In fact, Emma Watson herself called it “life changing.”

In case you’ve never lived in a home with cats, let me break this down for you: cats love chasing two dimensional objects. Whether it’s a beam of light or a really distinct shadow, there’s nothing that a cat is more determined to catch than the thing it can’t actually touch.

Yaroslav Azhnyuk, the company’s CEO, explained for the Observer in a phone call that the product originated with a prototype another co-founder built for his dog. Pairing a camera with a laser allowed him to interact with his chihuahua, even when he wasn’t there. Petcube began shipping its first product, a laser-equipped camera, in December 2014.

“We realized that both pets and humans benefit from having it, in having that connection,” Azhnyuk said.

https://youtu.be/aJG_6XGkRo8

The device also lets owners talk to their pets remotely, and it captures videos of the pets when they move in front of the camera so owners can see what their four-legged friends are up to even if they don’t happen to be on camera when the owner checks in.

To play with pets, owners turn on the device and activate the laser remotely. Then they can move the laser by touching the screen on the video feed.
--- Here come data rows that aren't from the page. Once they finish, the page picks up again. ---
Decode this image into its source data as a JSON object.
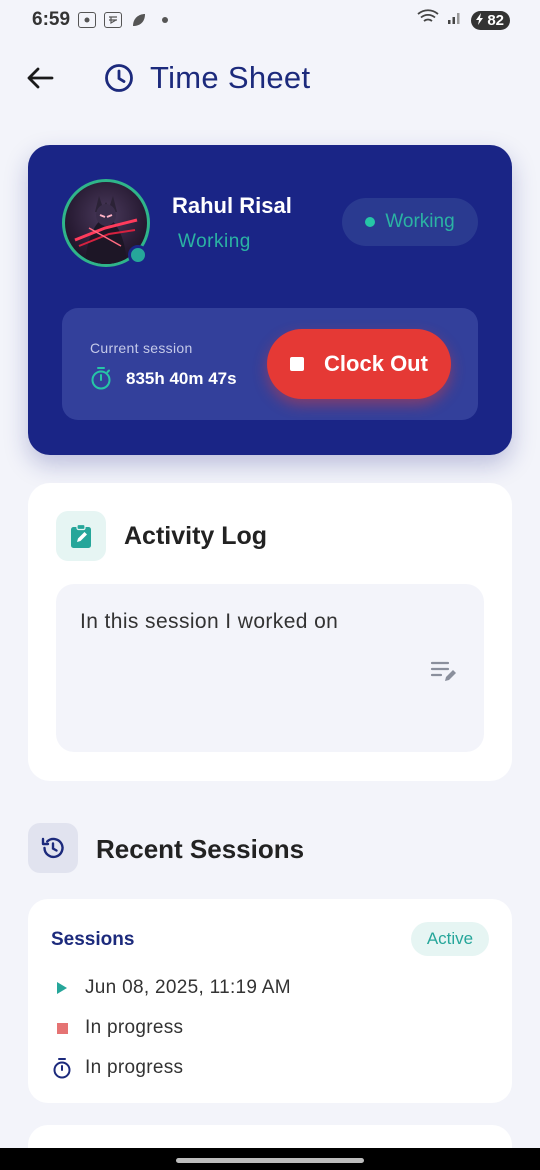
{
  "status_bar": {
    "time": "6:59",
    "icons": [
      "screen-record-icon",
      "rupee-app-icon",
      "leaf-icon",
      "dot-icon"
    ],
    "battery": "82"
  },
  "app_bar": {
    "title": "Time Sheet",
    "back_icon": "arrow-back-icon",
    "title_icon": "clock-icon"
  },
  "profile": {
    "name": "Rahul Risal",
    "status": "Working",
    "status_pill": "Working",
    "online": true
  },
  "current_session": {
    "label": "Current session",
    "elapsed": "835h 40m 47s",
    "clock_out_label": "Clock Out"
  },
  "activity_log": {
    "title": "Activity Log",
    "value": "In this session I worked on",
    "placeholder": "In this session I worked on"
  },
  "recent_sessions": {
    "title": "Recent Sessions",
    "items": [
      {
        "title": "Sessions",
        "badge": "Active",
        "start": "Jun 08, 2025, 11:19 AM",
        "end": "In progress",
        "duration": "In progress"
      }
    ]
  },
  "colors": {
    "primary": "#1a2586",
    "accent_teal": "#26a69a",
    "danger": "#e53935",
    "background": "#f3f4fa"
  }
}
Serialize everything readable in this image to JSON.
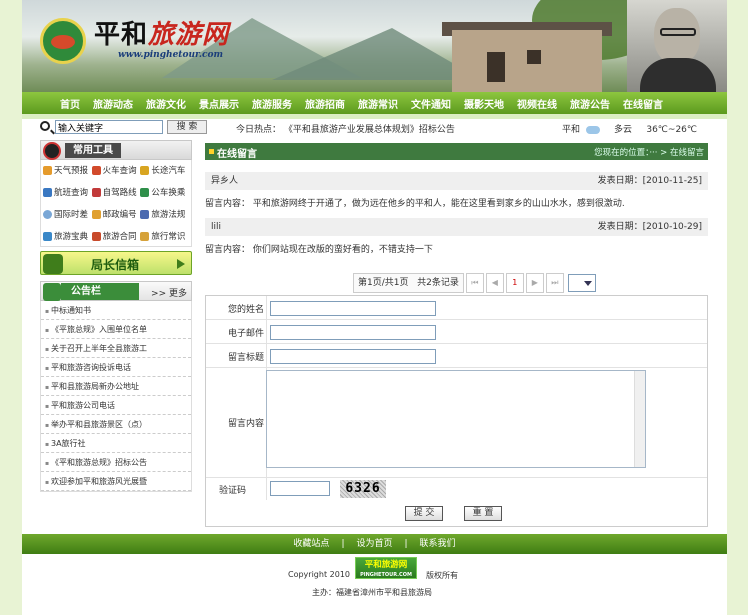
{
  "brand": {
    "name_black": "平和",
    "name_red": "旅游网",
    "url": "www.pinghetour.com"
  },
  "nav": [
    "首页",
    "旅游动态",
    "旅游文化",
    "景点展示",
    "旅游服务",
    "旅游招商",
    "旅游常识",
    "文件通知",
    "摄影天地",
    "视频在线",
    "旅游公告",
    "在线留言"
  ],
  "search": {
    "value": "输入关键字",
    "button": "搜 索"
  },
  "hot": {
    "label": "今日热点：",
    "text": "《平和县旅游产业发展总体规划》招标公告"
  },
  "weather": {
    "city": "平和",
    "cond": "多云",
    "temp": "36℃~26℃"
  },
  "tools": {
    "title": "常用工具",
    "items": [
      "天气预报",
      "火车查询",
      "长途汽车",
      "航班查询",
      "自驾路线",
      "公车换乘",
      "国际时差",
      "邮政编号",
      "旅游法规",
      "旅游宝典",
      "旅游合同",
      "旅行常识"
    ]
  },
  "chief": {
    "title": "局长信箱"
  },
  "notice": {
    "title": "公告栏",
    "more": ">> 更多",
    "items": [
      "中标通知书",
      "《平旅总规》入围单位名单",
      "关于召开上半年全县旅游工",
      "平和旅游咨询投诉电话",
      "平和县旅游局新办公地址",
      "平和旅游公司电话",
      "举办平和县旅游景区（点）",
      "3A旅行社",
      "《平和旅游总规》招标公告",
      "欢迎参加平和旅游风光展暨"
    ]
  },
  "main": {
    "title": "在线留言",
    "crumb": "您现在的位置：··· > 在线留言",
    "messages": [
      {
        "name": "异乡人",
        "date_label": "发表日期：[2010-11-25]",
        "content": "留言内容：   平和旅游网终于开通了，做为远在他乡的平和人，能在这里看到家乡的山山水水，感到很激动."
      },
      {
        "name": "lili",
        "date_label": "发表日期：[2010-10-29]",
        "content": "留言内容：   你们网站现在改版的蛮好看的，不错支持一下"
      }
    ],
    "pager": {
      "info": "第1页/共1页",
      "total": "共2条记录",
      "current": "1"
    },
    "form": {
      "name": "您的姓名",
      "email": "电子邮件",
      "subject": "留言标题",
      "content": "留言内容",
      "code": "验证码",
      "captcha": "6326",
      "submit": "提 交",
      "reset": "重 置"
    }
  },
  "footer": {
    "links": [
      "收藏站点",
      "设为首页",
      "联系我们"
    ],
    "sep": "|",
    "copyright": "Copyright 2010",
    "logo": "平和旅游网",
    "logo_url": "PINGHETOUR.COM",
    "rights": "版权所有",
    "host": "主办：福建省漳州市平和县旅游局"
  }
}
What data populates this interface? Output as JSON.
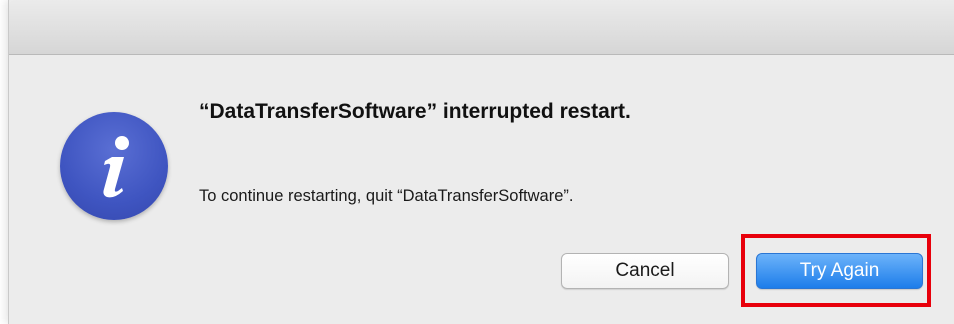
{
  "dialog": {
    "message": "“DataTransferSoftware” interrupted restart.",
    "informative_text": "To continue restarting, quit “DataTransferSoftware”.",
    "icon": "info-icon",
    "buttons": {
      "cancel_label": "Cancel",
      "try_again_label": "Try Again"
    }
  },
  "annotation": {
    "highlight_target": "try-again-button",
    "highlight_color": "#e8000b"
  },
  "colors": {
    "default_button": "#1d7dea",
    "icon_blue": "#3f55c1",
    "dialog_background": "#ececec"
  }
}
The system can also be set to auto-play a certain number of times per day when it recognizes the pet moving in front of the camera.

With Moggie and Petcube together, a cat owner could both play with their pet more and measure how much progress the fuzzball is making.

Both devices encrypt their communications between the device and the recipient, so even if someone intercepted the stream they wouldn’t be able to make sense of it. Bharathi told us that Moggie even gives users the option not to share data collected about their pets with the company.

Bharathi hopes to create a social network for cats soon, where cat owners can compare their pet’s activity to its peers. Azhnyuk said his company already has the option to make their camera feeds public, and lots of owners do. That way, anyone who visits a pet’s page can play with it remotely. In fact, one Instagram-famous cat foster mom used the public function to recruit her followers to help alert her when a pregnant cat went into labor, according to Petcube.

As everyone knows, the internet is already primarily devoted to cat vidoes, but Bharathi said, “Our ambition is to create an internet of things for animals.”